A call option is the right to buy a security at a certain price -- known as the strike price -- on or before the option's expiration date, though there is no obligation to do so. At day's end buying a call mimic buying 100 shares of the underlying stock, but at a fraction of the cost. You can overpay for a call. If you do, the option's underlying instrument may move up, but you can still be left with a losing call option position.
Generally, the further away you are from your call's expiration date, the higher its premium. As you get closer to an option's expiration day, the value of the call tends to decline. Options traders refer to this erosion in value over time as "time decay." One way to understand this is to consider an out-of-the-money call option. When a call is out-of-the-money, it's strike price is above the underlying security's market price. As you get closer to options' expiration day, the likelihood that an out-of-the-money call will go in-the-money (the market price will be higher than the strike price) decreases, therefore the value of the call does the same.
In valuing options, traders use five measures of risk -- Delta, Gamma, Vega, Theta and Rho -- known as the Greeks. Of these, Delta might be the most important, at least with respect to how it influences the value of a call.
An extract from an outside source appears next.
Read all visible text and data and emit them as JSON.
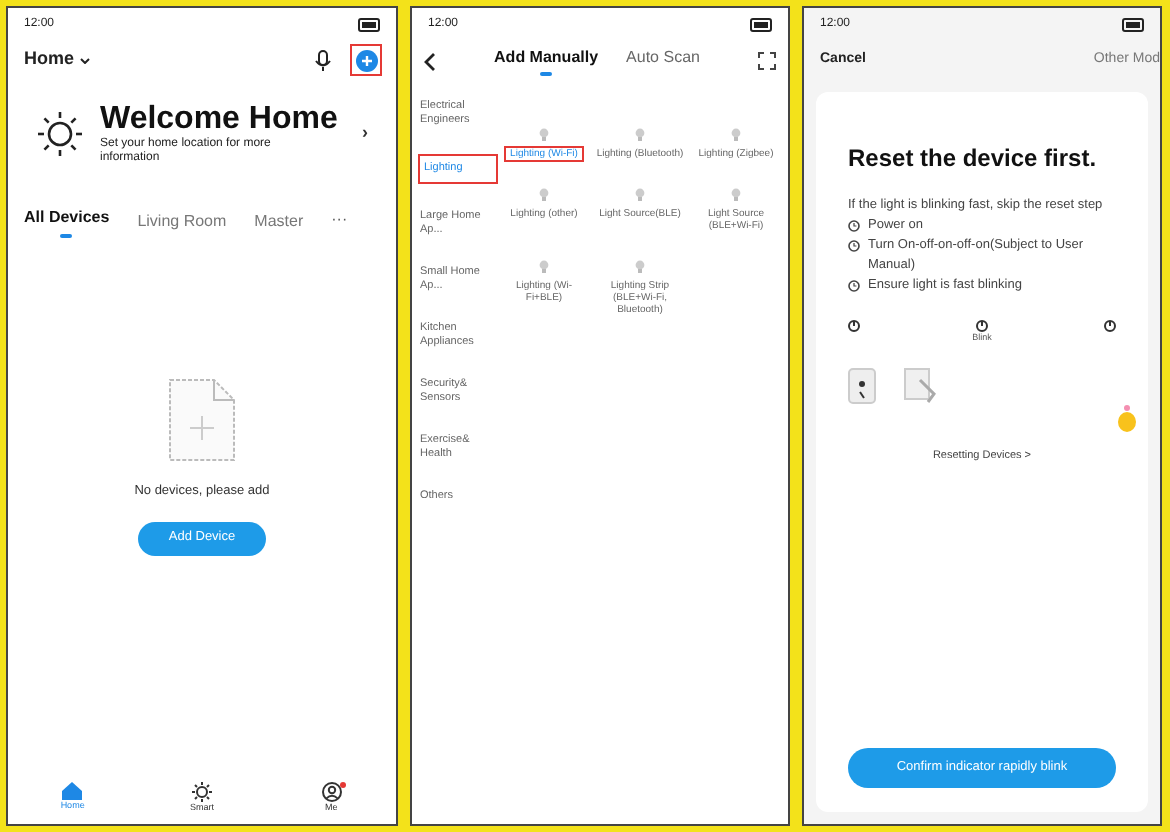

Delta measures the rate of expected change in an option for every one-unit change in the option's underlying security. For instance, if an option's Delta is .70, it will move .70 (or 70%) for each one point move in the underlying equity's share price. A low Delta often indicates that you will need to see large movements in the underlying stock to realize meaningful movements in the value of an option.
Gamma refers the amount of change you can expect in an option's Delta for every one point change in the price of the option's underlying security. For instance, a Gamma of .20 means that Delta will increase by .20 for every one point move in the underlying stock. Because Gamma impacts Delta, a high Gamma indicates that Delta will also increase as the underlying security moves, which means that the value of your option might end up making larger moves as well.